All three rebuilt in that manner (draft picks were added to provide fresh legs and enthusiasm) with only a rare failure of crashing the playoff party. The Wizards are the latest to renovate their roster and recapture respectability using that approach versus relying all that heavily on the draft; Kwame Brown was the pick of he litter but hasn’t contributed much to Washington’s success story.

Thomas, on the other hand, did precisely what? Instead of figuring out how to obtain Chris Webber, he engineered the acquisition of Taylor, who may be a worse rebounder per inch than Tim Thomas, if that’s possible, and Rose, a favorite of mine, but conspicuously undersized at the four and five, his two deployable positions.

In Webber, at least the 76ers got marquee value and triple-threat numbers (that somewhat validate his preposterous $62M over the next three seasons, suspect health and engorged ego) to parlay alongside Allen Iverson and a very strong youth corps.

What did Isiah import to New York? A replication of Kurt Thomas and Mike Sweetney. To serve what purpose? I guess he felt the Knicks needed duplication at forward to complement the backcourt cloning of Stephon Marbury and Jamal Crawford, who unerringly do the same things on offense and don’t do the same things on defense.
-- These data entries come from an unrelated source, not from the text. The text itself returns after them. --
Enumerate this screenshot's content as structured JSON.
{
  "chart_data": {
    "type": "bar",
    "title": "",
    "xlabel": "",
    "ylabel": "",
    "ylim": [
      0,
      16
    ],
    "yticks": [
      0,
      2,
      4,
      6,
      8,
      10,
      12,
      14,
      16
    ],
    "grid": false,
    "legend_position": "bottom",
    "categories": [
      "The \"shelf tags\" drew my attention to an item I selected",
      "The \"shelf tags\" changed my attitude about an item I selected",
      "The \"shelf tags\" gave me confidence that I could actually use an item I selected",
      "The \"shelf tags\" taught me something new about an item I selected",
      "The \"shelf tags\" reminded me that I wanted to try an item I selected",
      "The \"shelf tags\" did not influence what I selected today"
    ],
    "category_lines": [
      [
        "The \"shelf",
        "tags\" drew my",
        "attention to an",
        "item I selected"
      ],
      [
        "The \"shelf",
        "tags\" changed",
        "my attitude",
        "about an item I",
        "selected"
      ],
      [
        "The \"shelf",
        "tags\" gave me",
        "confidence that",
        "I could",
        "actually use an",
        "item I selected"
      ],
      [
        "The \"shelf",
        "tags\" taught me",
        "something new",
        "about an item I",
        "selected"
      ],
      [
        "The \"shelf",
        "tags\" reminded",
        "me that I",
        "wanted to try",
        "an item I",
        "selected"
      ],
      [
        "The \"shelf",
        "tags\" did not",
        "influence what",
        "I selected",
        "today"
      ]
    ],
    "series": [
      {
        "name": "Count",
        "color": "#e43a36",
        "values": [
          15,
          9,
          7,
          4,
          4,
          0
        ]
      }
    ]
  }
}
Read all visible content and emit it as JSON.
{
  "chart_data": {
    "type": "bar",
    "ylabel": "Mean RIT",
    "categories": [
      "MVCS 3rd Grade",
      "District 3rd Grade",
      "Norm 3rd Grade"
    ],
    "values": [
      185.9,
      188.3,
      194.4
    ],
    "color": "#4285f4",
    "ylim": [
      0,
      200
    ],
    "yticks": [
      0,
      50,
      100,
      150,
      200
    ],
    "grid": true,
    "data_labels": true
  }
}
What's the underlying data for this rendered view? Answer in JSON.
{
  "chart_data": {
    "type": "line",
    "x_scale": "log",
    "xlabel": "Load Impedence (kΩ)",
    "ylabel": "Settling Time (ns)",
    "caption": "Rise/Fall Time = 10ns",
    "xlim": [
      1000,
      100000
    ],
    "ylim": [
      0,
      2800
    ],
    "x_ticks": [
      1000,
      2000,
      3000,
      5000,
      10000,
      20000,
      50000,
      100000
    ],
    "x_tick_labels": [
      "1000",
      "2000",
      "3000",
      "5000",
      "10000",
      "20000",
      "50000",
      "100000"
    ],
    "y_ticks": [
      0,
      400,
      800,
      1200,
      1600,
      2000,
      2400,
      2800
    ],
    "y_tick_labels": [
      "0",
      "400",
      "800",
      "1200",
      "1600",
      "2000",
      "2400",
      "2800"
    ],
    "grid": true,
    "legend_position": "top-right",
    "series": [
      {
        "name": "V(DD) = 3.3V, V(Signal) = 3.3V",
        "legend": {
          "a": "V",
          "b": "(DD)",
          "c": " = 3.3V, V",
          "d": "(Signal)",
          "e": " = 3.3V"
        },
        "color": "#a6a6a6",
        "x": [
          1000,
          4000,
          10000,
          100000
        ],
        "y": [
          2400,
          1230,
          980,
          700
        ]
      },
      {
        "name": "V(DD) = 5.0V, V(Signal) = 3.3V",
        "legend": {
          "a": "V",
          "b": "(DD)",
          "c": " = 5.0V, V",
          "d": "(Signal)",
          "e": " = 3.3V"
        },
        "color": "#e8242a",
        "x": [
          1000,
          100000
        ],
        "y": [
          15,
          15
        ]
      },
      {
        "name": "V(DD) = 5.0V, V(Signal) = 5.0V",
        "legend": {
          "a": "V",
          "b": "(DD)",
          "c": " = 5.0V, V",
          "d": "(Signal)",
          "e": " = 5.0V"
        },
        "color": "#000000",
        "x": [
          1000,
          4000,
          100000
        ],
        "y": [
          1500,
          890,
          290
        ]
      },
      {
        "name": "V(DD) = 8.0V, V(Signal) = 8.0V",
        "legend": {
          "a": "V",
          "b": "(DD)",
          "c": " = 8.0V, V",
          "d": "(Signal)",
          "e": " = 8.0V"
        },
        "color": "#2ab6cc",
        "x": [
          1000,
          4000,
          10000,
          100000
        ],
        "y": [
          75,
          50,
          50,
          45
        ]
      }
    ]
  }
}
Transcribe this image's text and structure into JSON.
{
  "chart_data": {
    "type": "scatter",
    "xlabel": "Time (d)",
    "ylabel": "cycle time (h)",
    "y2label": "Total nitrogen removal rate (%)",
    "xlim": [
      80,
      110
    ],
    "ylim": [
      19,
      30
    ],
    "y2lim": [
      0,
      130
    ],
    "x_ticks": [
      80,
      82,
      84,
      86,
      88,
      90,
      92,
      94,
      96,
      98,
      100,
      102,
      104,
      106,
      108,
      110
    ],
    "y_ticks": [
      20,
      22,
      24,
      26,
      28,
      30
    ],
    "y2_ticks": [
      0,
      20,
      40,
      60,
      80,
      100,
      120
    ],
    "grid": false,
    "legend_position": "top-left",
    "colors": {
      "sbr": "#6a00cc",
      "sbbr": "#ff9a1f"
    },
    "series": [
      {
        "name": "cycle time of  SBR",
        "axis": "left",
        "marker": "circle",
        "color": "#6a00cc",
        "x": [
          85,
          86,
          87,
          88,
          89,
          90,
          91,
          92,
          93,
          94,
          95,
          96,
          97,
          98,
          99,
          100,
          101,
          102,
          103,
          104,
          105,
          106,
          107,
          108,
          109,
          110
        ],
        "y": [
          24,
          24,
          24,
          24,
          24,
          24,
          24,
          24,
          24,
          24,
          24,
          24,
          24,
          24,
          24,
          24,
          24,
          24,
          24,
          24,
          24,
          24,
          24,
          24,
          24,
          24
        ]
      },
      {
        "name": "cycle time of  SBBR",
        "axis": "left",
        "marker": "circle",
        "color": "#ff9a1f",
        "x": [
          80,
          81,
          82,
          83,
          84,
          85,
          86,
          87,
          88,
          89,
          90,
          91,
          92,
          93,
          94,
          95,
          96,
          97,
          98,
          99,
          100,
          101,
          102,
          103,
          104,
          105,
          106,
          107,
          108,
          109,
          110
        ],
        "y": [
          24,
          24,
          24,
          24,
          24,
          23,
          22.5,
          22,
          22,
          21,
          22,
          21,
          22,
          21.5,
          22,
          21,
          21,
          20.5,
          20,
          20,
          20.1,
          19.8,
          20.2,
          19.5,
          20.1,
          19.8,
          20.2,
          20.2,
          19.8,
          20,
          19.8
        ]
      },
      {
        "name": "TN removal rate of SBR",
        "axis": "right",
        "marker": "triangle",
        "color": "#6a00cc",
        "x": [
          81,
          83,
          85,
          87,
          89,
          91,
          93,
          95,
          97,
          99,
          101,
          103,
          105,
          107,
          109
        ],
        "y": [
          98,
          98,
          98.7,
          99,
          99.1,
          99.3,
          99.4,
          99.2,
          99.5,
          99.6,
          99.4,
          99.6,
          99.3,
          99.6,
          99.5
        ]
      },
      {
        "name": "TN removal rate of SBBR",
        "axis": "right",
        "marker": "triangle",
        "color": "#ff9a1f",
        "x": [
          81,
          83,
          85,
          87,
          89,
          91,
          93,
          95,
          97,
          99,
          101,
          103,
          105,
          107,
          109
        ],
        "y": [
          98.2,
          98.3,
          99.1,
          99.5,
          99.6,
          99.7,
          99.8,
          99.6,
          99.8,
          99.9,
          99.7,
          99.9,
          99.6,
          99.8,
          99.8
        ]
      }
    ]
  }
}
At the expense of creating a bigger cavity in the middle!!!

With the intent of getting younger, eventually.

In order to procure two extraneous first-round picks, the variety available every draft for a one-time payment of $3M tops vs. a long-term $10-to-20M investment.

As I mentioned to Thomas yesterday at the tail end of our acrimonious conversation, the Spurs and Rockets would have rejoiced to do those deals three months ago. Had Thomas collected two No. 1s back when he would’ve had them as bargaining chips with the Raptors.

In other words, Vince Carter might very well be doing three-sixties and flushing 3-pointers for the Knicks instead of the Nets.

Deadline dealin’

KNICKS-SPURS

Knicks acquire Malik Rose and two No. 1 picks (a first-round choice in 2005 that originally belonged to Phoenix, and San Antonio’s No. 1 pick in 2006). Spurs get Nazr Mohammed and Jamison Brewer.

KNICKS-ROCKETS

Knicks acquire Maurice Taylor. Rockets get Vin Baker and Moochie Norris.

BUCKS-MAVERICKS

Bucks acquire Keith Van Horn. Mavericks receive Calvin Booth, Alan Henderson and cash.

CELTICS-HAWKS

Celtics reacquire Antoine Walker. Hawks get Gary Payton, Tom Gugliotta, Michael Stewart and a future first-round draft choice.

WARRIORS-HORNETS

Warriors acquire Baron Davis. Hornets get Speedy Claxton and Dale Davis.

76ERS-HORNETS

76ers acquire Jamal Mashburn and Rodney Rogers. Hornets get Glenn Robinson

76ERS-KINGS (Wednesday)

76ers acquire Chris Webber, Matt Barnes, Michael Bradley. Kings get Kenny Thomas, Brian Skinner and Corliss Williamson.